Отдых пошёл Льхе на пользу: он уже не выглядел измождённым и затравленным. Во многом благодаря чистой, целой одежде (пускай и с чужого — судя по размеру — плеча), отмытым и собранным в хвост волосам и отсутствию бороды. К некоторому удивлению Сахи у Льхе оказалось приятное лицо: высокие скулы, широкая, резко очерченная челюсть с диагональной ямкой на подбородке, круглые глаза сине-зелёного цвета — как старая, затёртая бирюза. Ещё более удивительно выглядел курносый нос, который явно ни разу не ломали. Сахи была уверена, что вспыльчивый, воинственный Льхе драк не избегал. А тут внезапно целый нос. И либо Сахи здорово ошибалась, либо Льхе до сих пор невероятно везло в его ратных подвигах.
Пока Сахи разглядывала своего гостя, сравнивая старые и новые впечатления, он неуверенно топтался на пороге. Прошло, наверное, с полминуты, прежде чем он набрался решительности и сделал шаг вперёд.
— Добро пожаловать! — приветливо поздоровалась с ним Сахи.
— Здравствуйте, — тихо, без особых эмоций ответил Льхе.
Сахи нахмурилась. Она не ожидала визита, но уж если Льхе пришёл, то мог бы проявить и чуть больше энтузиазма. Впрочем, на первый раз она его простила.
— Вы ко мне по делам или просто так зашли?
Льхе ответил не сразу. Он медленно — как враждебную территорию — пересёк зал, остановился у прилавка и только затем открыл рот. Впрочем, изданный им звук на членораздельную речь походил мало. Льхе шумно прокашлялся и попробовал ещё раз:
— Я… я хотел вас поблагодарить. За то… ну, за вашу помощь. Тогда.
Что ж, смущение многое объясняло. Смущение и… настороженность. Вблизи Сахи заметила стеклянную невыразительность глаз Льхе. Какая бы сила ни привела — пригнала — его на Перекрёсток, за минувшую дюжину дней он так и не избавился от своих демонов.
Сахи стало его жалко. Она мягко, негромко произнесла:
— Я рада, что смогла помочь.
Льхе в ответ вымученно оскалился — назвать эту гримасу улыбкой у Сахи не повернулся бы язык. Не давая зародиться очередной неловкой паузе, она быстро спросила:
— Как вы устроились? Как приют?
— Очень… гостеприимный.
Судя по тону Льхе, его подобное гостеприимство не радовало. Сахи недоумённо — и с обидой за Таниниту — уточнила:
— Вам там не нравится?
— Почему?
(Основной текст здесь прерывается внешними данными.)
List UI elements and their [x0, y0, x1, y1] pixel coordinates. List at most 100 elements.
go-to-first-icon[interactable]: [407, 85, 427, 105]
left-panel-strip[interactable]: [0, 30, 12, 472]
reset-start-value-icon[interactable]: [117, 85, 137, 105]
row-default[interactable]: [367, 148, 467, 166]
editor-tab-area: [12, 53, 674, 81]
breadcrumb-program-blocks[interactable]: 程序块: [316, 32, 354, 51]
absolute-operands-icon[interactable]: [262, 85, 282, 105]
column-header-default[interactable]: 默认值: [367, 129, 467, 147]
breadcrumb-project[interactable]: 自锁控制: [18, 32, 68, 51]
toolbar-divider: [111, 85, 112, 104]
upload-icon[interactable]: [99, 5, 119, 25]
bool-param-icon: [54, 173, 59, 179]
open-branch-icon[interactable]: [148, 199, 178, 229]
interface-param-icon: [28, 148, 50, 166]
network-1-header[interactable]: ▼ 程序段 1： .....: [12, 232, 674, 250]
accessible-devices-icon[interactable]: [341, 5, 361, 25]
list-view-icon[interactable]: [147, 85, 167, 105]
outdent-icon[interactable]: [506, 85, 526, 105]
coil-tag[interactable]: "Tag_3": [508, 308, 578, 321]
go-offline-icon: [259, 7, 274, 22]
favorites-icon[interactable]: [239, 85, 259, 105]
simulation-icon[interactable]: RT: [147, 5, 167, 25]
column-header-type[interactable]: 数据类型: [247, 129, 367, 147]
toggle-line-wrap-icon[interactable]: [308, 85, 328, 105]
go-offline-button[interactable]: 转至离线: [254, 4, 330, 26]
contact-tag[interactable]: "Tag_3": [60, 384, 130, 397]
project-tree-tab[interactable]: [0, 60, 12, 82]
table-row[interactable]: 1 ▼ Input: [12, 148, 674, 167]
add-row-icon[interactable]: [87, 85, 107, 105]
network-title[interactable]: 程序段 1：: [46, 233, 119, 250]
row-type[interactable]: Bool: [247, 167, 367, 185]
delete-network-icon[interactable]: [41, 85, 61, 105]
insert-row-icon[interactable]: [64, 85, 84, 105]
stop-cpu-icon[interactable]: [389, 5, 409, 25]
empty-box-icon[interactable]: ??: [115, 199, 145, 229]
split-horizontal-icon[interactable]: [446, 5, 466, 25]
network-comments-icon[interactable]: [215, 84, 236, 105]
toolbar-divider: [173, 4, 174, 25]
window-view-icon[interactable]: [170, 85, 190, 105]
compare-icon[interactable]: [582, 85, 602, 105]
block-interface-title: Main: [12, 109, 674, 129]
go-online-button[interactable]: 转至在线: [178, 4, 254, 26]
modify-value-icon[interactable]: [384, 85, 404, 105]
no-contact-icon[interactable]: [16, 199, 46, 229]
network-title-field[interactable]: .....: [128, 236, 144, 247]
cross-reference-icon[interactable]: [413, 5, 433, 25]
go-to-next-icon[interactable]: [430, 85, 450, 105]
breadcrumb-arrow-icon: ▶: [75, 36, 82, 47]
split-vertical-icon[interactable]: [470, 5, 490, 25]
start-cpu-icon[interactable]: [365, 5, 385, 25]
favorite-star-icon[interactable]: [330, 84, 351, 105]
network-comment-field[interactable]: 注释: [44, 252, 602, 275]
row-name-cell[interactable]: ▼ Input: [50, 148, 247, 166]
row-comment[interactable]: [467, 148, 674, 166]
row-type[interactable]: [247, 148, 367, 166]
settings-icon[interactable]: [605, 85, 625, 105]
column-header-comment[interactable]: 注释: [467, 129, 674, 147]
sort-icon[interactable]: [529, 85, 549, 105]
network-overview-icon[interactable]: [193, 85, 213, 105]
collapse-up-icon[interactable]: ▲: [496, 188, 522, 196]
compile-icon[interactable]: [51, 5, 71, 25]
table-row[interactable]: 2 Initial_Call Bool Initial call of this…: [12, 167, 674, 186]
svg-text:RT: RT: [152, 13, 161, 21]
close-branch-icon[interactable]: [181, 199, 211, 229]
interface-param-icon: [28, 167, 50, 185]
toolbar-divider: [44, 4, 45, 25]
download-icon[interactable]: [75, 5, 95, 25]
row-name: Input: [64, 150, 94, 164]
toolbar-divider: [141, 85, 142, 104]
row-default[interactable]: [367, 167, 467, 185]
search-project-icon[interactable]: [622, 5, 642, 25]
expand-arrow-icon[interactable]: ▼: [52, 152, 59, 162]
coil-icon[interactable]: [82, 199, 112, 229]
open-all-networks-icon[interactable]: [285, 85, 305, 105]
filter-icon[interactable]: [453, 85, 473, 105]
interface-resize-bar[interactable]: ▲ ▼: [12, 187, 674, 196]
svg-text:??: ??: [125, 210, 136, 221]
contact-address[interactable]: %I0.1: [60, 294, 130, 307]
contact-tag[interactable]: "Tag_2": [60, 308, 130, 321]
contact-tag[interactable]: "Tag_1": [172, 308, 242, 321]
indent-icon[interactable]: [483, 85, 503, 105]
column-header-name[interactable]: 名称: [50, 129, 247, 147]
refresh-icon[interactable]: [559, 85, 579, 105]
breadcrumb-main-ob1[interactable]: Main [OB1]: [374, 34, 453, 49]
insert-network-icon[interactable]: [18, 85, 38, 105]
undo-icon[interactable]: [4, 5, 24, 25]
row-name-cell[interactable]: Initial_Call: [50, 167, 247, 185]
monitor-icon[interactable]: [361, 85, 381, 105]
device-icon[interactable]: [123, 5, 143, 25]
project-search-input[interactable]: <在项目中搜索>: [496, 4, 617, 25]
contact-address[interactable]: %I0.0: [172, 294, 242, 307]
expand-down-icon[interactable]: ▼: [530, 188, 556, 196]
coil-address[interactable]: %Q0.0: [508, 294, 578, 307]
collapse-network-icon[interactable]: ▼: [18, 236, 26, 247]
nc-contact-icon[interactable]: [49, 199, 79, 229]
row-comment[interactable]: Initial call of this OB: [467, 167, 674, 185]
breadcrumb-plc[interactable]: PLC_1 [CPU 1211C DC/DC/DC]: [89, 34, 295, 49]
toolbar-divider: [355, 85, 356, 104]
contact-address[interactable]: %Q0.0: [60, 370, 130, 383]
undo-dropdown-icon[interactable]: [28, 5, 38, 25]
Безопасное место. — Льхе мелко дёрнул плечом. — Крыша над головой и нормальная еда.
— Но вам там не нравится.
Льхе снова дёрнул плечом, теперь уже резче — будто бы отгонял назойливую муху.
— Это не имеет значения.
— А по вам не скажешь.
Сахи и сама не очень-то понимала, почему её так тянет спорить с Льхе. Она всегда считала себя мирным, неконфликтным человеком. И уж точно её не касались дела и предпочтения чужаков. Просто угрюмость Льхе будила наиболее упрямую — и упёртую — сторону её натуры. Но и он не остался равнодушен. Сахи обратила внимание на дрогнувшие пальцы, на проступившие желваки. Затем Льхе шумно выдохнул — словно бы вместе с воздухом выталкивал из себя и эмоции — и ровным-ровным голосом произнёс:
— В любом случае, я вам благодарен. Спасибо.
— Не за что.
Они некоторое время в молчании разглядывали друг друга: не столько смущаясь, сколько не зная, как продолжить. Сахи никак не могла придумать вопрос, который не выродился бы в новый спор. Впрочем, ей и не потребовалось. Льхе ещё раз выдохнул — коротко, почти фырком — и поспешил откланяться.
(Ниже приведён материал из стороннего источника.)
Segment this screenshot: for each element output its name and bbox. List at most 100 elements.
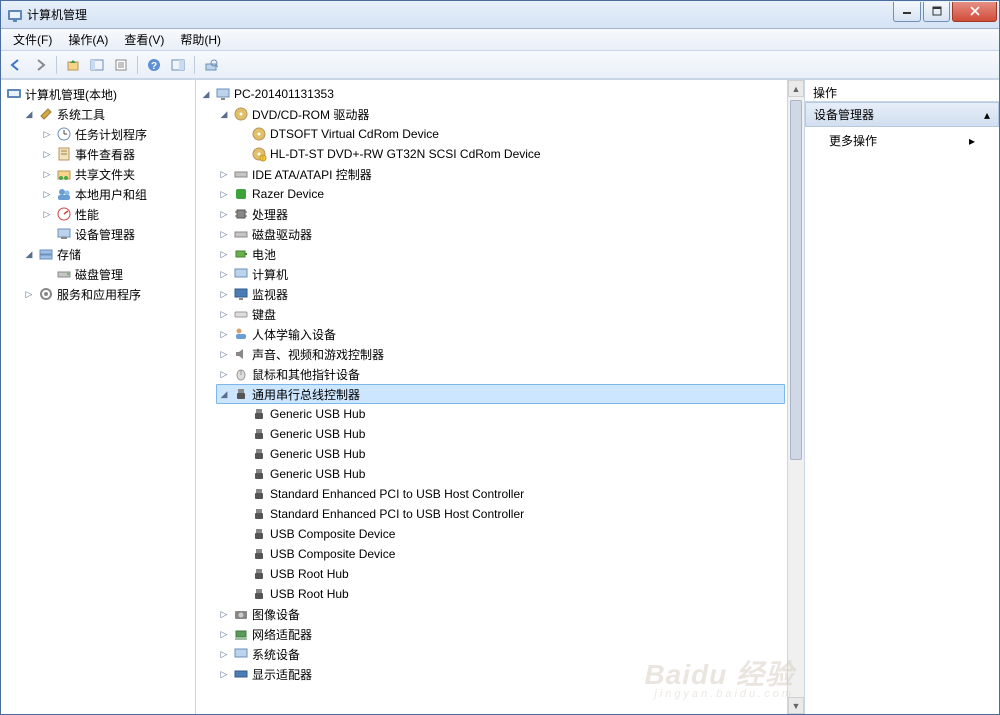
tree-usb-item[interactable]: ▷USB Root Hub xyxy=(234,564,785,584)
collapse-icon[interactable]: ◢ xyxy=(23,108,35,120)
properties-button[interactable] xyxy=(110,54,132,76)
expand-icon[interactable]: ▷ xyxy=(41,128,53,140)
titlebar[interactable]: 计算机管理 xyxy=(1,1,999,29)
actions-section-device-manager[interactable]: 设备管理器 ▴ xyxy=(805,102,999,127)
expand-icon[interactable]: ▷ xyxy=(218,208,230,220)
separator xyxy=(194,56,195,74)
scroll-thumb[interactable] xyxy=(790,100,802,460)
tree-pc-root[interactable]: ◢PC-201401131353 xyxy=(198,84,785,104)
tree-network-category[interactable]: ▷网络适配器 xyxy=(216,624,785,644)
tree-local-users[interactable]: ▷本地用户和组 xyxy=(39,184,193,204)
tree-usb-category[interactable]: ◢通用串行总线控制器 xyxy=(216,384,785,404)
close-button[interactable] xyxy=(952,2,997,22)
usb-device-icon xyxy=(251,406,267,422)
expand-icon[interactable]: ▷ xyxy=(218,248,230,260)
menu-file[interactable]: 文件(F) xyxy=(5,28,60,51)
expand-icon[interactable]: ▷ xyxy=(41,168,53,180)
tree-shared-folders[interactable]: ▷共享文件夹 xyxy=(39,164,193,184)
tree-usb-item[interactable]: ▷Generic USB Hub xyxy=(234,464,785,484)
tree-battery-category[interactable]: ▷电池 xyxy=(216,244,785,264)
menu-view[interactable]: 查看(V) xyxy=(116,28,172,51)
help-button[interactable]: ? xyxy=(143,54,165,76)
collapse-icon[interactable]: ◢ xyxy=(200,88,212,100)
expand-icon[interactable]: ▷ xyxy=(218,328,230,340)
scroll-up-icon[interactable]: ▲ xyxy=(788,80,804,97)
expand-icon[interactable]: ▷ xyxy=(218,268,230,280)
expand-icon[interactable]: ▷ xyxy=(218,188,230,200)
tree-services-apps[interactable]: ▷服务和应用程序 xyxy=(21,284,193,304)
tree-usb-item[interactable]: ▷USB Composite Device xyxy=(234,544,785,564)
usb-icon xyxy=(233,386,249,402)
tree-keyboard-category[interactable]: ▷键盘 xyxy=(216,304,785,324)
collapse-icon[interactable]: ◢ xyxy=(218,108,230,120)
tree-disk-drives-category[interactable]: ▷磁盘驱动器 xyxy=(216,224,785,244)
camera-icon xyxy=(233,606,249,622)
up-button[interactable] xyxy=(62,54,84,76)
expand-icon[interactable]: ▷ xyxy=(41,188,53,200)
tree-usb-item[interactable]: ▷USB Composite Device xyxy=(234,524,785,544)
expand-icon[interactable]: ▷ xyxy=(218,228,230,240)
tree-audio-category[interactable]: ▷声音、视频和游戏控制器 xyxy=(216,344,785,364)
scroll-down-icon[interactable]: ▼ xyxy=(788,697,804,714)
tree-monitor-category[interactable]: ▷监视器 xyxy=(216,284,785,304)
tree-usb-item[interactable]: ▷Generic USB Hub xyxy=(234,404,785,424)
expand-icon[interactable]: ▷ xyxy=(218,628,230,640)
back-button[interactable] xyxy=(5,54,27,76)
tree-task-scheduler[interactable]: ▷任务计划程序 xyxy=(39,124,193,144)
tree-device-manager[interactable]: ▷设备管理器 xyxy=(39,224,193,244)
tree-usb-item[interactable]: ▷Generic USB Hub xyxy=(234,424,785,444)
menu-help[interactable]: 帮助(H) xyxy=(172,28,229,51)
actions-more[interactable]: 更多操作 ▸ xyxy=(805,127,999,154)
tree-mouse-category[interactable]: ▷鼠标和其他指针设备 xyxy=(216,364,785,384)
minimize-button[interactable] xyxy=(893,2,921,22)
menu-action[interactable]: 操作(A) xyxy=(60,28,116,51)
toolbar-button[interactable] xyxy=(167,54,189,76)
expand-icon[interactable]: ▷ xyxy=(218,368,230,380)
tree-cpu-category[interactable]: ▷处理器 xyxy=(216,204,785,224)
expand-icon[interactable]: ▷ xyxy=(218,608,230,620)
tree-imaging-category[interactable]: ▷图像设备 xyxy=(216,604,785,624)
computer-icon xyxy=(233,266,249,282)
tree-usb-item[interactable]: ▷Generic USB Hub xyxy=(234,444,785,464)
event-icon xyxy=(56,146,72,162)
tree-dvd-item[interactable]: ▷!HL-DT-ST DVD+-RW GT32N SCSI CdRom Devi… xyxy=(234,144,785,164)
tree-root-computer-management[interactable]: 计算机管理(本地) xyxy=(3,84,193,104)
expand-icon[interactable]: ▷ xyxy=(218,308,230,320)
maximize-button[interactable] xyxy=(923,2,950,22)
expand-icon[interactable]: ▷ xyxy=(41,148,53,160)
tree-usb-item[interactable]: ▷Standard Enhanced PCI to USB Host Contr… xyxy=(234,504,785,524)
expand-icon[interactable]: ▷ xyxy=(218,648,230,660)
window: 计算机管理 文件(F) 操作(A) 查看(V) 帮助(H) ? xyxy=(0,0,1000,715)
tree-display-category[interactable]: ▷显示适配器 xyxy=(216,664,785,684)
expand-icon[interactable]: ▷ xyxy=(218,668,230,680)
collapse-icon[interactable]: ◢ xyxy=(23,248,35,260)
show-hide-tree-button[interactable] xyxy=(86,54,108,76)
tree-storage[interactable]: ◢ 存储 xyxy=(21,244,193,264)
tree-hid-category[interactable]: ▷人体学输入设备 xyxy=(216,324,785,344)
device-tree[interactable]: ◢PC-201401131353 ◢DVD/CD-ROM 驱动器 ▷DTSOFT… xyxy=(196,80,787,714)
tree-computer-category[interactable]: ▷计算机 xyxy=(216,264,785,284)
expand-icon[interactable]: ▷ xyxy=(218,168,230,180)
tree-system-devices-category[interactable]: ▷系统设备 xyxy=(216,644,785,664)
tree-dvd-item[interactable]: ▷DTSOFT Virtual CdRom Device xyxy=(234,124,785,144)
tree-event-viewer[interactable]: ▷事件查看器 xyxy=(39,144,193,164)
tree-ide-category[interactable]: ▷IDE ATA/ATAPI 控制器 xyxy=(216,164,785,184)
tree-performance[interactable]: ▷性能 xyxy=(39,204,193,224)
tree-disk-management[interactable]: ▷磁盘管理 xyxy=(39,264,193,284)
tree-usb-item[interactable]: ▷Standard Enhanced PCI to USB Host Contr… xyxy=(234,484,785,504)
left-tree-pane[interactable]: 计算机管理(本地) ◢ 系统工具 ▷任务计划程序 ▷事件查看器 xyxy=(1,80,196,714)
collapse-icon[interactable]: ◢ xyxy=(218,388,230,400)
expand-icon[interactable]: ▷ xyxy=(23,288,35,300)
scan-hardware-button[interactable] xyxy=(200,54,222,76)
tree-usb-item[interactable]: ▷USB Root Hub xyxy=(234,584,785,604)
expand-icon[interactable]: ▷ xyxy=(41,208,53,220)
tree-razer-category[interactable]: ▷Razer Device xyxy=(216,184,785,204)
tree-system-tools[interactable]: ◢ 系统工具 xyxy=(21,104,193,124)
forward-button[interactable] xyxy=(29,54,51,76)
expand-icon[interactable]: ▷ xyxy=(218,348,230,360)
center-pane: ◢PC-201401131353 ◢DVD/CD-ROM 驱动器 ▷DTSOFT… xyxy=(196,80,804,714)
tree-dvd-category[interactable]: ◢DVD/CD-ROM 驱动器 xyxy=(216,104,785,124)
expand-icon[interactable]: ▷ xyxy=(218,288,230,300)
usb-device-icon xyxy=(251,586,267,602)
vertical-scrollbar[interactable]: ▲ ▼ xyxy=(787,80,804,714)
Прощание вышло таким же корявым, как и весь разговор:
— Мне пора.
— Спасибо, что зашли.
— Вам спасибо.
— Не за что. Прощайте?
— Прощайте.
Наблюдая за широкой, трапециевидной спиной удаляющегося Льхе, Сахи никак не могла отделаться от ощущения проигрыша.
Оно не покидало её до самого вечера, напоминая о себе и в рабочие часы, и за ужином, и за новыми попытками нарисовать Льхе, более успешными, хотя по-прежнему неточными. Даже ночью, когда Сахи закопалась в гнездо и привычно устроилась между Элсаром и Сашером, настырное ощущение продолжало копошиться где-то на задворках сознания.
На следующее утро Сахи выдрала рисунки Льхе из рабочего альбома, затолкала их на полку к прочим недоделанным наброскам и строго-настрого запретила себе думать о мрачном неуживчивом чужаке.
До конца месяца жизнь шла своим чередом: работа в лавке, походы на рынок, встречи с друзьями и знакомыми. На несколько дней внимание Сахи сосредоточилось на Элсаре, подхватившем безобидный, но настырный кашель. Затем Перекрёсток наводнила одна из четырёх ежегодных ярмарок — ещё более шумная и людная, нежели традиционный базар. После из семимесячного похода вернулся приятель Сашера, привезя с собой целый мешок карт… Когда настал день визита к Танините, воспоминания о Льхе снова затянуло слоем пыли.
В приюте Сахи не только навещала друзей: она, как и многие другие знакомые Таниниты, читала там лекции. Идея была проста: показать новичкам, что обитатели Перекрёстка — самые обычные люди, как бы они ни выглядели. И чем более чуждым — или опасным — поначалу казался лектор, тем сильнее получался контраст. Особо впечатлительные иногда пугались трёхметрового змеиного хвоста Сахи, и потому их осторожный интерес по окончании лекции приятно согревал ей душу.
Выступления проходили на открытом воздухе, у уличного очага. Слушатели Сахи устраивались кто прямо на траве, кто на принесённых скамьях, она же сама, когда не двигалась, с удовольствием свивалась поближе к огню.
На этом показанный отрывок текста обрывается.